LUCIO CORSI La Gente Che Sogna (Piccica Dischi/Sugar, 2023)
l'ultimo alieno
Anni fa quando volevo sentirmi meno anziano di quello che già ero (ora lo sono certamente) abbassavo il volume di quel vecchio disco di Bob Dylan and The Band che stava girando, prendevo il cellulare e mi mettevo ad ascoltare le nuove tendenze musicali e gli artisti in voga tra i giovani e i giovanissimi. Così a caso. Finiva spesso che l'ascolto della canzone non durasse più di trenta secondi. Avanti un altro. Sì sono vecchio!
In un'epoca in cui gran parte di ciò che gira intorno alla giovane musica italiana sembra già essere omologato e pure un po' ripetitivo, ben venga allora un giovane, che poi ha trent'anni anche se fisicamente ne dimostra sedici, come LUCIO CORSI, cantautore toscano, figlio un artigiano, dal modo di pensare "antico" quanto me, pure di più, naïf, così distante da talent show, trap e cantautorato indie da sembrare un alieno degli anni settanta capitato per caso nei duemila. Capita così che oggi, per essere alternativo all'alternativa bisogna rivangare nel passato. E lui lo fa molto bene. In casa Corsi hanno girato buoni dischi, lo si capisce subito. Dice di amare Randy Newman, il glam rock, Marc Bolan, Electric Light Orchestra e Paolo Conte. Io ci sento pure Ivan Graziani. Ah pure lui lo ama e lo ringrazia nei credit. Il suo sogno nel cassetto (irrealizzabile) sarebbe suonare con The Band. The Band. Capito?
Ama gli animali (tanto da dedicare loro tutte le canzoni del suo primo disco), la natura, la campagna, l'arte visiva (i suoi video sono dei piccoli corti). Le sue canzoni sono ironiche, piene di colori, avventurose, visionarie e sfuggenti quasi come il vecchio prog che intasava le classifiche italiane negli anni settanta. È uscito ora il suo quarto disco La Gente Che Sogna, scritto tra la Maremma e Milano, in copertina un dipinto della madre ed è composto da nove canzoni e "1425 parole" come ama precisare lui.

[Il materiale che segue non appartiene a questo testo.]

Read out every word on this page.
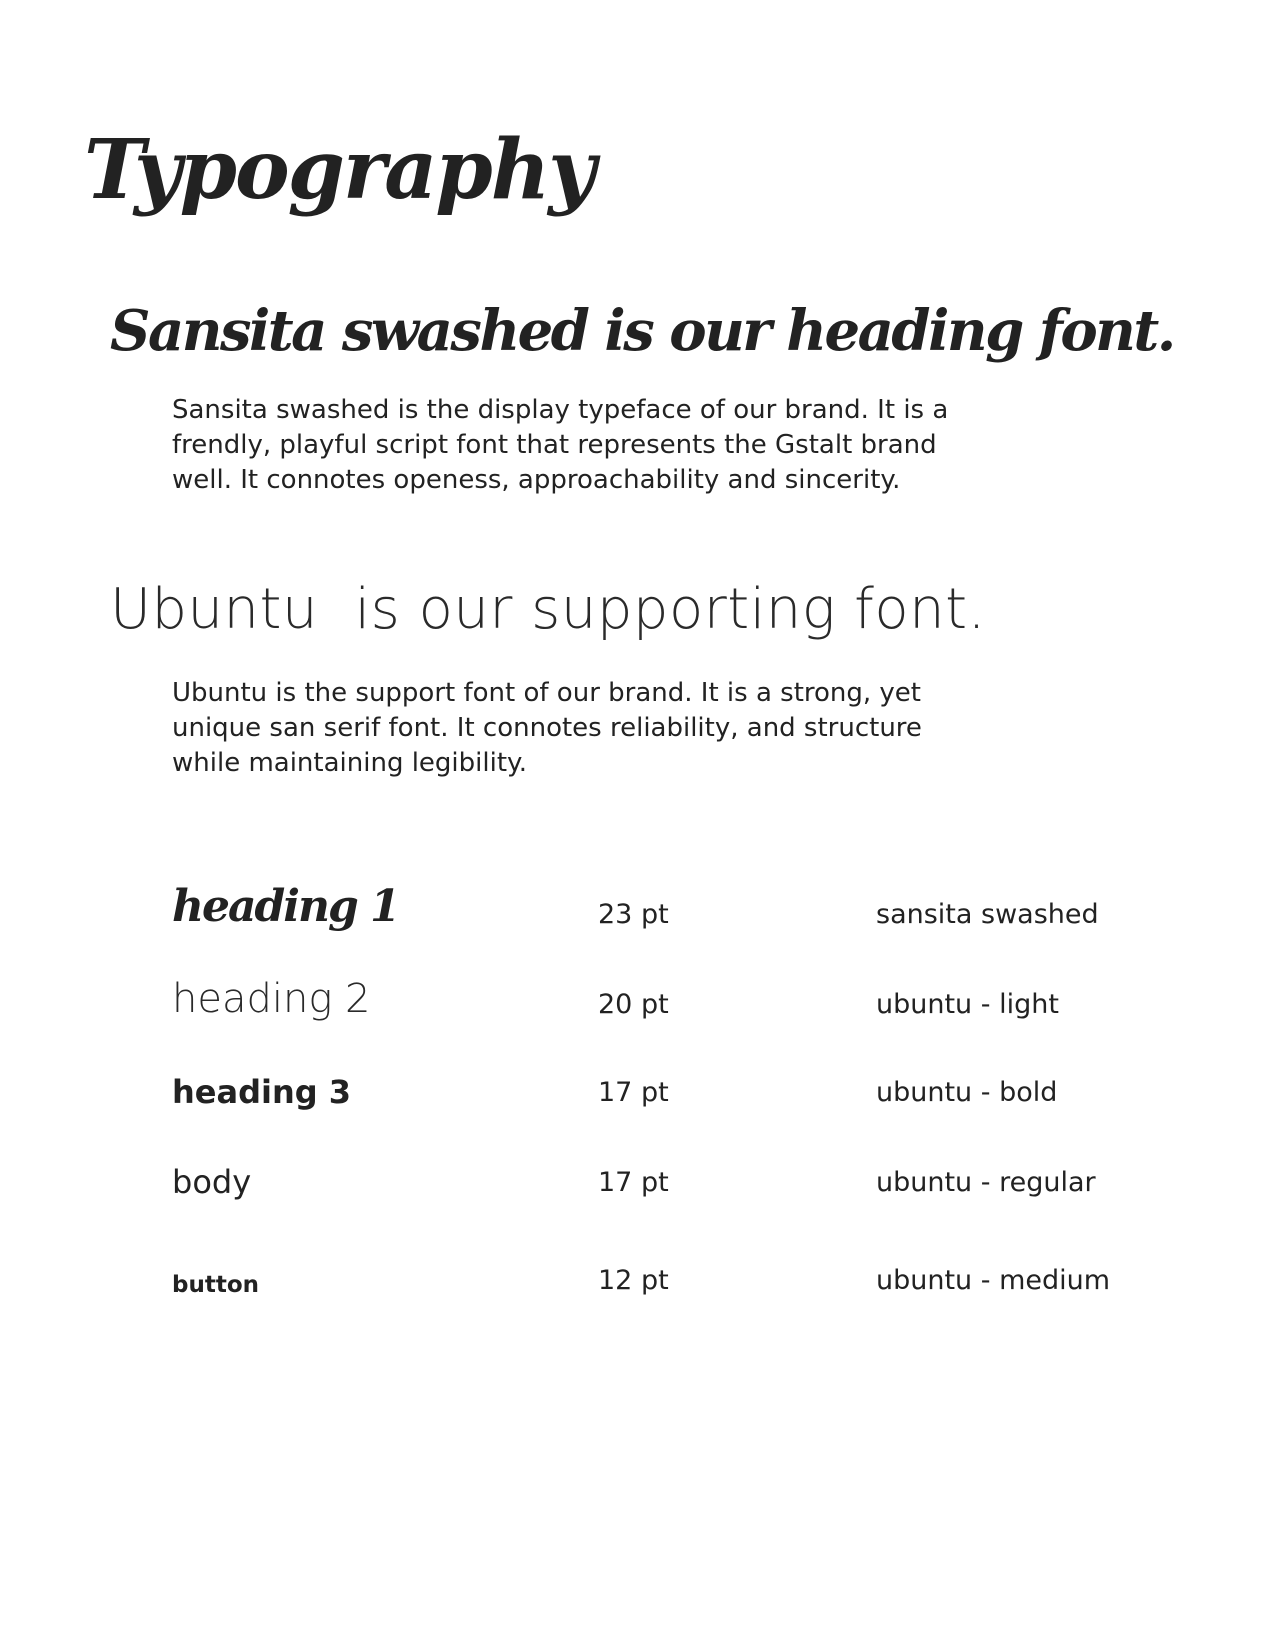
Typography
Sansita swashed is our heading font.

Sansita swashed is the display typeface of our brand. It is a
frendly, playful script font that represents the Gstalt brand
well. It connotes openess, approachability and sincerity.

Ubuntu  is our supporting font.

Ubuntu is the support font of our brand. It is a strong, yet
unique san serif font. It connotes reliability, and structure
while maintaining legibility.

heading 1	23 pt	sansita swashed
heading 2	20 pt	ubuntu - light
heading 3	17 pt	ubuntu - bold
body	17 pt	ubuntu - regular
button	12 pt	ubuntu - medium
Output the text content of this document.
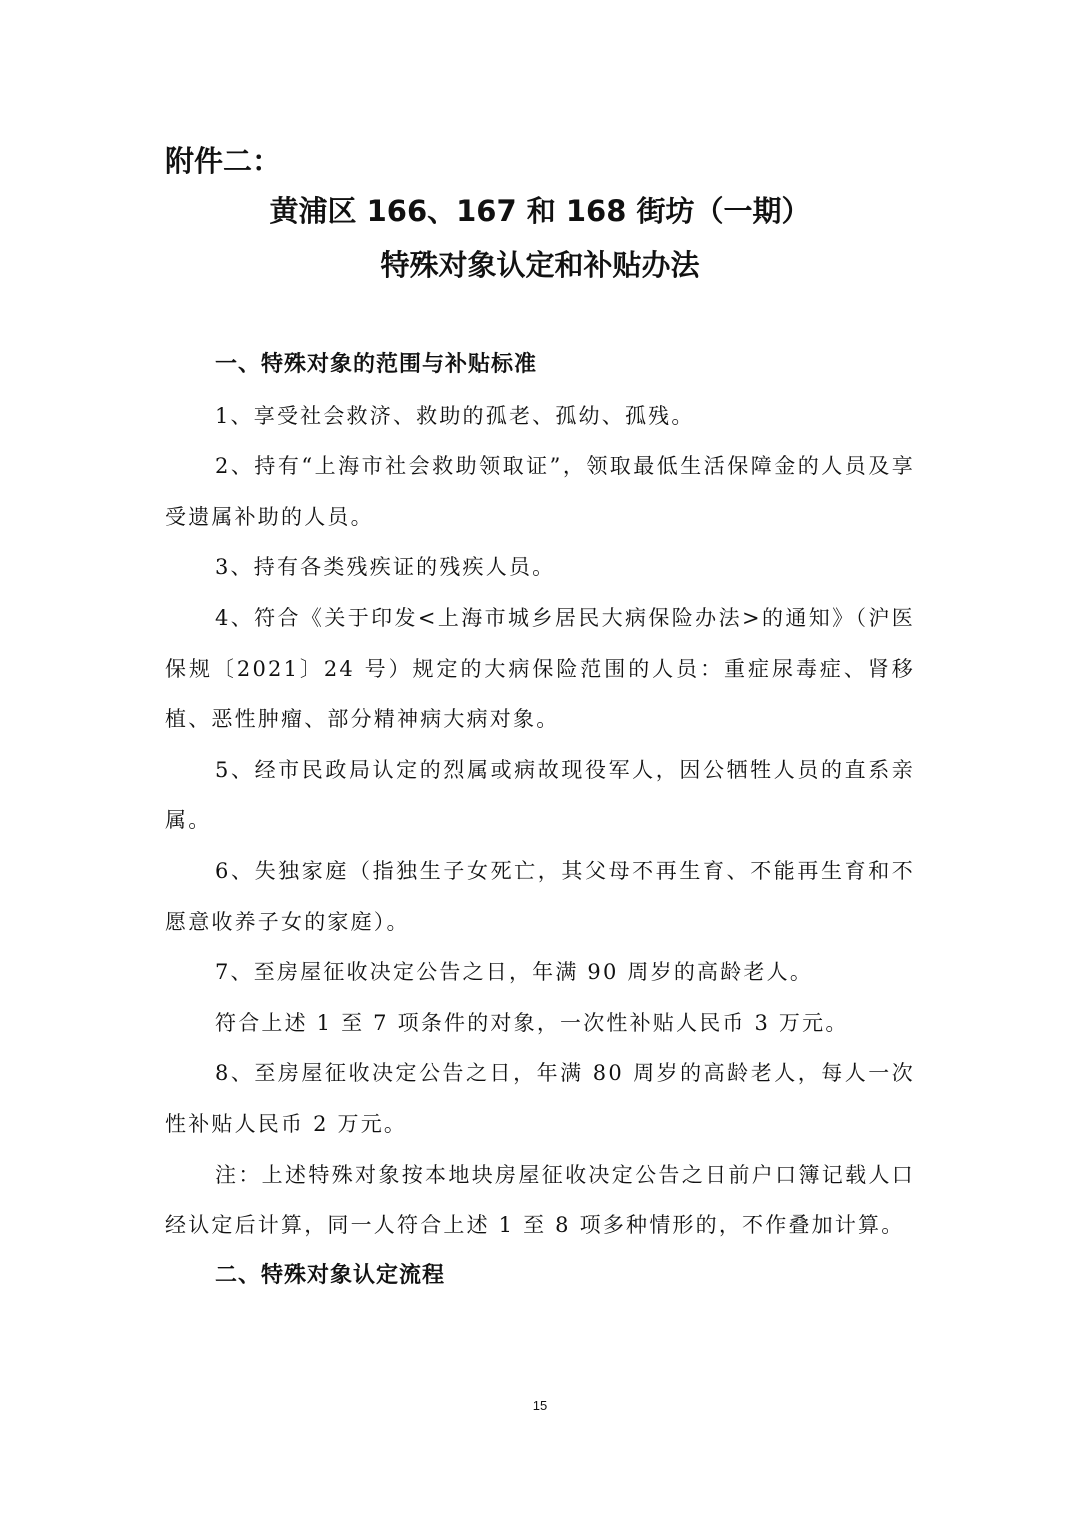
附件二：

黄浦区 166、167 和 168 街坊（一期）

特殊对象认定和补贴办法

一、特殊对象的范围与补贴标准

1、享受社会救济、救助的孤老、孤幼、孤残。

2、持有“上海市社会救助领取证”，领取最低生活保障金的人员及享受遗属补助的人员。

3、持有各类残疾证的残疾人员。

4、符合《关于印发<上海市城乡居民大病保险办法>的通知》（沪医保规〔2021〕24 号）规定的大病保险范围的人员：重症尿毒症、肾移植、恶性肿瘤、部分精神病大病对象。

5、经市民政局认定的烈属或病故现役军人，因公牺牲人员的直系亲属。

6、失独家庭（指独生子女死亡，其父母不再生育、不能再生育和不愿意收养子女的家庭）。

7、至房屋征收决定公告之日，年满 90 周岁的高龄老人。

符合上述 1 至 7 项条件的对象，一次性补贴人民币 3 万元。

8、至房屋征收决定公告之日，年满 80 周岁的高龄老人，每人一次性补贴人民币 2 万元。

注：上述特殊对象按本地块房屋征收决定公告之日前户口簿记载人口经认定后计算，同一人符合上述 1 至 8 项多种情形的，不作叠加计算。

二、特殊对象认定流程

15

Un viaggio, un sogno, un desiderio che si muove tra terra e cielo, tra fantasia e realtà, tra onde radiofoniche provenienti dallo spazio ('Radio Mayday'), 'Astronavi Giradisco', irresistibili boogie rock tra Marc Bolan e Rocky Horror Picture Show, ballate che crescono sulle note di archi ('Orme). Ballate sui tasti di un pianoforte ('La Gente Che Sogna'), pop swing elettrici che riportano alla mente Faust'O e il primo Renato Zero ('La Bocca Della Verità), rock'n'roll con un riff sentito mille volte ma che possiede quella grandeur da E Street Band che accompagna Meat Loaf.
"Basta credere agli occhi, anche quando si chiudono" canta nella finale 'Un Altro Mondo' con quella chitarra così seventies che più seventies non si può.
Ecco, ora ho solo un interrogativo: è meglio che Lucio Corsi rimanga così, puro e innocente per le orecchie di pochi o sarebbe meglio augurargli tutto il successo di questo mondo perché se lo merita? Con eventuali posdibili conseguenze che conosciamo.
Intanto gli auguro di continuare a suonare con questa leggerezza dove cantautorato e glam rock volano nel cielo che è una meraviglia.